Page:Duchaussois - Aux glaces polaires, Indiens et Esquimaux, 1921.djvu/305

Le texte de cette page a été corrigé et est conforme au fac-similé.
292
AUX GLACES POLAIRES

Le Père Gascon poursuivit aussitôt sa course jusqu’au fort des Liards, où il arriva le 4 septembre, trois jours avant le ministre : les sauvages furent donc à lui.

Trois fois, coup sur coup, il refit, afin de soutenir ses néophytes, cette randonnée de 875 kilomètres, du fort Résolution au fort des Liards.
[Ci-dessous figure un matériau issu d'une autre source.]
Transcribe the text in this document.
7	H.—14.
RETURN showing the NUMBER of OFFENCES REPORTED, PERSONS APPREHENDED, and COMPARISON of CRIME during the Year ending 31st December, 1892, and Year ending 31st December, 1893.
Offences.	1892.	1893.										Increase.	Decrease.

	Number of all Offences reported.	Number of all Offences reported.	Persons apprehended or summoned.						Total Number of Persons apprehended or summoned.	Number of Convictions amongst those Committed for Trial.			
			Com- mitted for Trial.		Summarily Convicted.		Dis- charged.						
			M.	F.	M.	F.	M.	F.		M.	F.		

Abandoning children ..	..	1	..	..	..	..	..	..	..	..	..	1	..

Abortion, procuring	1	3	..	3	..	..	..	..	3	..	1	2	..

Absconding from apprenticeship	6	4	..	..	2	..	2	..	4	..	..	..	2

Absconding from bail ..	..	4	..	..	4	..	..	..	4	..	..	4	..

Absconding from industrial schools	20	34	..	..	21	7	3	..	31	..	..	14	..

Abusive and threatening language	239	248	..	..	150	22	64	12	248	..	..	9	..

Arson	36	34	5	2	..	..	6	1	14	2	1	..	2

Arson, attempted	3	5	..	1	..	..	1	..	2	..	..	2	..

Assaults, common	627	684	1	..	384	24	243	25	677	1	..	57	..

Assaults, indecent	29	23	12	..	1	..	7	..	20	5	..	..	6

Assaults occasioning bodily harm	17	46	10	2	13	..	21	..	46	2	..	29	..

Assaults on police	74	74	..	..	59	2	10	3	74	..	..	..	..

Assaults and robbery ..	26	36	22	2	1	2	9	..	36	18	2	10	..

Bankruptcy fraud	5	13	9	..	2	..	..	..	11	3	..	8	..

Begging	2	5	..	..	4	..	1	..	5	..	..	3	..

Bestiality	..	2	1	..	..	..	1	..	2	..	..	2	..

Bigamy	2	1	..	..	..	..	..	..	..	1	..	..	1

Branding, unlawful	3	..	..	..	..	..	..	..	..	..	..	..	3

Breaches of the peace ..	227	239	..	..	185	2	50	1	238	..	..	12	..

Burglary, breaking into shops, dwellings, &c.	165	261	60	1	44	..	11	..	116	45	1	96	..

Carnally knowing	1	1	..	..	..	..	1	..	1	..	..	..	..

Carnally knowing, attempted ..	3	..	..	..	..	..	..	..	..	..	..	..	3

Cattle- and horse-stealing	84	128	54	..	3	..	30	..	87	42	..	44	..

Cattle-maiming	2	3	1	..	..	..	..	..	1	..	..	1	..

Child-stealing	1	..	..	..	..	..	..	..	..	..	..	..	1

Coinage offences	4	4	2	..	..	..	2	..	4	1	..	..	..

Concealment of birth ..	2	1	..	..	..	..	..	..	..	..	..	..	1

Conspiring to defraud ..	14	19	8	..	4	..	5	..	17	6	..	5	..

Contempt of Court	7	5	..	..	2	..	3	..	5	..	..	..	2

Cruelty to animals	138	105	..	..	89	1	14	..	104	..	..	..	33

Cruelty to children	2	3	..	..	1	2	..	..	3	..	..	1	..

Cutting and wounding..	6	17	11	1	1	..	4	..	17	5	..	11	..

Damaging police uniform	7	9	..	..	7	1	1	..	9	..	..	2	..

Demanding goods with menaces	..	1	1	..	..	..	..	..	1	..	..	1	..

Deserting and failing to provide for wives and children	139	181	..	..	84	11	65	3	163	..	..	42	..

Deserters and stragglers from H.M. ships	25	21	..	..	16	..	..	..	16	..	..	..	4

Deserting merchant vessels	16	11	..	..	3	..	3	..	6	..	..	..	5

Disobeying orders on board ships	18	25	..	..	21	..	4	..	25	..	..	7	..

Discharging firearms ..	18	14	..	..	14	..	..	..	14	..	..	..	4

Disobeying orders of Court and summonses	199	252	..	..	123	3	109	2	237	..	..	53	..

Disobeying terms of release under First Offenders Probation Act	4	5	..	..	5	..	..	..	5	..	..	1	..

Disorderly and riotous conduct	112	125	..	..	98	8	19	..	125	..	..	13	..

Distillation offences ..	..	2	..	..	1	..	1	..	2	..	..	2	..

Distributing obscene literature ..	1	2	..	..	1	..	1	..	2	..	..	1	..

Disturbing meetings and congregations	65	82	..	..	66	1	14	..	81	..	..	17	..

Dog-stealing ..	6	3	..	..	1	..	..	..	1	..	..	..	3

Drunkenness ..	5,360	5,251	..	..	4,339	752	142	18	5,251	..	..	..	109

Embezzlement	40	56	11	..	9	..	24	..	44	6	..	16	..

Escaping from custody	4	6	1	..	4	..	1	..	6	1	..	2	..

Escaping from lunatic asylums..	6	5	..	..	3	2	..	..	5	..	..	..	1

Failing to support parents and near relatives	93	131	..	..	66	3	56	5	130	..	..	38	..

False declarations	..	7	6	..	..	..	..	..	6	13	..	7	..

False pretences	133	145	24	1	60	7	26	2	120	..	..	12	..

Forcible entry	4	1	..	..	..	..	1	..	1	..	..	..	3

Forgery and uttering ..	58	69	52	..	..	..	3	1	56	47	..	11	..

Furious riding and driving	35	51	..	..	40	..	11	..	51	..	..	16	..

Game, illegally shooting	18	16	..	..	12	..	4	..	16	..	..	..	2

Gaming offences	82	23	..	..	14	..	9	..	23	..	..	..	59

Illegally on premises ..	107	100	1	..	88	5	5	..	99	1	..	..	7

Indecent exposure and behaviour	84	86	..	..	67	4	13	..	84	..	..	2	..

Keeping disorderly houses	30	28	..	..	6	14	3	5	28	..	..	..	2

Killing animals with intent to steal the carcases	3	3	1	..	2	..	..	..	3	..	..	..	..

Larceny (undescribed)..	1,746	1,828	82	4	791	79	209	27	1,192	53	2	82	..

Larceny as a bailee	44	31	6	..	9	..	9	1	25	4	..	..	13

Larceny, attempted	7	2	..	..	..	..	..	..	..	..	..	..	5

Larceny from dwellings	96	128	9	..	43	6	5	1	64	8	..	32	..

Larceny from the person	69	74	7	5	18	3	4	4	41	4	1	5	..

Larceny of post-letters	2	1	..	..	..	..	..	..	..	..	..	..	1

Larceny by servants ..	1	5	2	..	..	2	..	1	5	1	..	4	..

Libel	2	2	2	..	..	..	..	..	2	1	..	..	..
Il voulut pousser plus loin son deuxième voyage, en faisant l’assaut du fort Halkett. Le fort Halkett, abandonné bientôt après par la Compagnie, à cause de son inaccessibilité même, centralisait les chasses de deux fragments de tribus des montagnes Rocheuses, les Sékanais et les Mauvais-Monde. Ce n’est qu’à la deuxième tentative que le Père Gascon atteignit le but. Et encore ne trouva-t-il que quelques âmes. De son premier échec, il a laissé cet aperçu :


Après avoir remonté pendant deux jours la rivière, du fort des Liards, nous nous engageâmes dans la rivière du fort Halkett, appelée à bon droit rivière du Courant fort[1]. Elle est très étroite, très dangereuse, pleine de rapides. Les serviteurs de la Compagnie y montent les barges à l’aide du câble. Un de nos hommes faillit s’y noyer. Il y a là certain endroit où l’on se trouve enfermé entre quatre rochers énormes, puis un passage que l’on désigne sous le nom de Porte de l’Enfer, et non loin se trouve le Portage du Diable. Tout cela est sinistre. Chaque coup de rame produit un bruit qui, s’en allant de rocher en rocher, répercuté par des échos, fait vraiment frissonner. Arrivé an Portage du Diable, j’appris avec chagrin que les sauvages n’étaient point au fort Halkett. Il fallait rebrousser chemin. Jugez de ma douleur et de mes craintes ; mais il n’y avait point à hésiter sur le parti à prendre. Il fallut que chacun commençât par faire de ses bagages un paquet qu’il pût porter sur ses épaules ; puis, nous nous mîmes en route par terre. Nous avions d’abord à gravir les pentes roides de la montagne, puis à descendre des précipices affreux. Impossible de vous dire les dangers de cette route. Plusieurs fois, les cheveux se dressèrent d’épouvante sur ma tête. Je faillis tomber plusieurs fois ; et toute chute eût été mortelle. Je ne vous parle point des crampes qui me saisirent aux jambes et me firent tant souffrir. Arrivons au bord de la rivière, à un endroit où elle paraît moins dangereuse. Nous prendrons le canot, tout ira mieux. Nous y étions à peine installés tous les sept qu’un faux mouvement de nos hommes nous exposa au plus grand danger de nous noyer. Mais non, nous arriverons sains et saufs, car Dieu nous protège mani-

  1. Cette rivière Courant fort est la rivière des Liards elle-même, depuis sa source jusqu’à l’endroit où elle reçoit la rivière Nelson.